For the 64-bit installation, I started with a 1 Tb drive which I resized using Gparted after carrying out most of the software install.

For both, the home directory is physically on another hard drive. Doing a Clonezilla backup, I am surprised to see that the 64-version occupies around 102 Gb while the older 32-bit version occupies just 17 Gb. Does this make sense? Is there a point to redoing the software installations on the 64-bit? Or will a 64-bit version always take about 4 times the space of a 32-bit install?

Autodave
June 19th, 2017, 04:26 PM
My 64 bit Xubuntu takes about 5 gig. 102G sounds more like Windows than Ubuntu.

deadflowr
June 19th, 2017, 05:22 PM
Sounds more like you've got something eating up disk space on the 64-bit side.
A couple good ways to check here:
https://askubuntu.com/questions/36111/whats-a-command-line-way-to-find-large-files-directories-to-remove-and-free-up

dwlamb
June 19th, 2017, 05:37 PM
My 64 bit Xubuntu takes about 5 gig. 102G sounds more like Windows than Ubuntu.

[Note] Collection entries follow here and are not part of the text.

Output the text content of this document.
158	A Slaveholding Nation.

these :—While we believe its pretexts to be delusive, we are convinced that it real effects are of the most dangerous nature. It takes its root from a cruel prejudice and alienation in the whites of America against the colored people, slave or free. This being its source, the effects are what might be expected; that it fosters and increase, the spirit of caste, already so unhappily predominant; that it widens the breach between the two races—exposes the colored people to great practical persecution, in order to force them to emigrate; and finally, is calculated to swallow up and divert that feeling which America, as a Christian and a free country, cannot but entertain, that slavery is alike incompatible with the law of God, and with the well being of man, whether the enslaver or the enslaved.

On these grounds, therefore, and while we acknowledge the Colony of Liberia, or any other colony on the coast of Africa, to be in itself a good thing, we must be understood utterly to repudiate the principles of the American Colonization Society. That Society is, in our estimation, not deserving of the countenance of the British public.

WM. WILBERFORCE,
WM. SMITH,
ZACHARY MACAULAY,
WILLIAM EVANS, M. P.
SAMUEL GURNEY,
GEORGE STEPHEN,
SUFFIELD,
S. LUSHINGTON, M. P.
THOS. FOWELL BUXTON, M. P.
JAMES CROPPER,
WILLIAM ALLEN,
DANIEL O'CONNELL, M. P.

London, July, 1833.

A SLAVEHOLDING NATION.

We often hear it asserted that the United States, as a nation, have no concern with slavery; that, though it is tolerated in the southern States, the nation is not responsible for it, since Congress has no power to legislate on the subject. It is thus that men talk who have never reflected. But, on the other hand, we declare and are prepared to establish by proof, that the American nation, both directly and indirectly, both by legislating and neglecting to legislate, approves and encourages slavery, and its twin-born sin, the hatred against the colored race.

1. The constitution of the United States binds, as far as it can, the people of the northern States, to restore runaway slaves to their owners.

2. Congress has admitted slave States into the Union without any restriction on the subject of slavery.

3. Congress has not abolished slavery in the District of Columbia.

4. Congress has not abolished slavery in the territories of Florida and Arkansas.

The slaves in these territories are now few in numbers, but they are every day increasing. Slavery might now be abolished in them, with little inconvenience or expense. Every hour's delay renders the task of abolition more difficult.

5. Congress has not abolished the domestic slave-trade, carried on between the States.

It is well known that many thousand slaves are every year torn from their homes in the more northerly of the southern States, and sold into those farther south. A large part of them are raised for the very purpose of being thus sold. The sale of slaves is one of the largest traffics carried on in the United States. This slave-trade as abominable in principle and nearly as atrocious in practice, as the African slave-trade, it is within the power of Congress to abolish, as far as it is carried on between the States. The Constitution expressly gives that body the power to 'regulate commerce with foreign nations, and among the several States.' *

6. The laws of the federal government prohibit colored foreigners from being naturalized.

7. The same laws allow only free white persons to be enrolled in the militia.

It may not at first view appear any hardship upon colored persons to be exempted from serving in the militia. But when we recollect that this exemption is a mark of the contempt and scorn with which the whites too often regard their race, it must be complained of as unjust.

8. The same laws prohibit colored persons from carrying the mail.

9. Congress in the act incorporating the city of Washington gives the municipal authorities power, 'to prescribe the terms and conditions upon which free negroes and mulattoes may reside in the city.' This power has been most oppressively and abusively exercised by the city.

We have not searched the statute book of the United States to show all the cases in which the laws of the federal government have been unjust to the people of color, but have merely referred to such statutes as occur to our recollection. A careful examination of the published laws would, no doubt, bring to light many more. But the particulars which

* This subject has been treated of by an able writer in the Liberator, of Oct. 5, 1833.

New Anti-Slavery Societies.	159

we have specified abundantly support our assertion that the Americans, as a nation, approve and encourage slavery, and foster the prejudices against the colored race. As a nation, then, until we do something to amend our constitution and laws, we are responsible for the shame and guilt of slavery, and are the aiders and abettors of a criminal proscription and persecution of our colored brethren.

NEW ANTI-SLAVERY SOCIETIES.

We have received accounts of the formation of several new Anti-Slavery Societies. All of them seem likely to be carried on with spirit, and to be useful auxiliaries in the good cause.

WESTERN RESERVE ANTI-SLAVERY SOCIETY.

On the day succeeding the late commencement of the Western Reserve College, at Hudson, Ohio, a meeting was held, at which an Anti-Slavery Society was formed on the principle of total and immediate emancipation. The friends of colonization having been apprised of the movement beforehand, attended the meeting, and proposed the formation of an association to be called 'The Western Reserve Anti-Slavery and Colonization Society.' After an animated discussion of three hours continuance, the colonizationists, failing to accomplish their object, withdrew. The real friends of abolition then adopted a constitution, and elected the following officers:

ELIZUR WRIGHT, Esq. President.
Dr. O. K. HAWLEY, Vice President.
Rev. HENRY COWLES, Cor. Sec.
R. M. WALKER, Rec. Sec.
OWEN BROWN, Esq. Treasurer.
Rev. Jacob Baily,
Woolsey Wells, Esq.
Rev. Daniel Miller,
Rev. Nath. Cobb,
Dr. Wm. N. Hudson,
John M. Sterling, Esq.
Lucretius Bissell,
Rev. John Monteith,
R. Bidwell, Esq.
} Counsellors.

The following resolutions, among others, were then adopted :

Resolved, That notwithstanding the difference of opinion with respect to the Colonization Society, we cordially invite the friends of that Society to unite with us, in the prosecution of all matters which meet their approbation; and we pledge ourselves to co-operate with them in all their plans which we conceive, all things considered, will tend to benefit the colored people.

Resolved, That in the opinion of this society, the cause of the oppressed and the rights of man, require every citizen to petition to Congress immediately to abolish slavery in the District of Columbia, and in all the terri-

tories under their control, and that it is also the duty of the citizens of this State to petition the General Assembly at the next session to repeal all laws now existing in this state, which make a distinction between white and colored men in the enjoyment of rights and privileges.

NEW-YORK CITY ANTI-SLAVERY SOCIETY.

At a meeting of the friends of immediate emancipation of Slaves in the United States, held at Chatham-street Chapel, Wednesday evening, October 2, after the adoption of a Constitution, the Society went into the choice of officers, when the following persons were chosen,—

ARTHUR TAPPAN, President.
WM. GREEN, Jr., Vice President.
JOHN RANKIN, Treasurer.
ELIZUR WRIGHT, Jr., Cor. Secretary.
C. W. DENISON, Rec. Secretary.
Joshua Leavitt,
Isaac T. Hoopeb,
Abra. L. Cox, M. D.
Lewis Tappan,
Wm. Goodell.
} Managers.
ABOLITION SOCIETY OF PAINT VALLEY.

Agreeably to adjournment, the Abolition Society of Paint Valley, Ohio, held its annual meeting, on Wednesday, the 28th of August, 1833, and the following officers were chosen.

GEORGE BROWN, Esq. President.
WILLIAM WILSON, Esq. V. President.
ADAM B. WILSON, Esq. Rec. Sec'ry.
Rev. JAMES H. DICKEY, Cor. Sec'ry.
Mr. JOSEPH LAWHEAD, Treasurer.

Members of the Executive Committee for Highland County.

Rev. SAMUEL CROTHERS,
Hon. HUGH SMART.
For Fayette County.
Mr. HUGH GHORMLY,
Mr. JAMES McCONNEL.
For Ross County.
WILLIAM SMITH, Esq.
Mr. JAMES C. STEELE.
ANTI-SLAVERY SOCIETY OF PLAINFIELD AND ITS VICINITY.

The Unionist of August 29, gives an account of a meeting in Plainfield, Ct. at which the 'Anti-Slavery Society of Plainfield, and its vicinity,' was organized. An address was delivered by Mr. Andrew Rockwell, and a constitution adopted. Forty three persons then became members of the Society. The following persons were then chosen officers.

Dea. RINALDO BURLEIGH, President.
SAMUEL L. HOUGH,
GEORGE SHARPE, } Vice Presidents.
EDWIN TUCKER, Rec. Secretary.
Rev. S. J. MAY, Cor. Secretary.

That is what I was thinking.:P

dwlamb
June 19th, 2017, 05:52 PM
Sounds more like you've got something eating up disk space on the 64-bit side.
A couple good ways to check here:
https://askubuntu.com/questions/36111/whats-a-command-line-way-to-find-large-files-directories-to-remove-and-free-up


Thanks for the suggestions. I will run ncdu and share my findings.

Have a great day

dwlamb
June 20th, 2017, 05:53 PM
I had a duh moment.

I have been working on the transition to the 64-bit machine for about a week. Early in the process, I didn't have an external immediately available for backups so I directed Simple Backup to save them in a sub-directory of /var. I have since attached an external drive for those backups and copied the backups from /var/ to the external. But I failed to delete the backups under /var and forgot all about them. I ran Clonezilla over the weekend and 70 Gb of backups became part of the Clonezilla snapshot.


](*,) Dang memory

Autodave
June 21st, 2017, 11:41 AM
We have all had those moments. Especially when dealing with computers. :-) Please rememebr to mark the thread as "closed" using the Thread Tools at the top.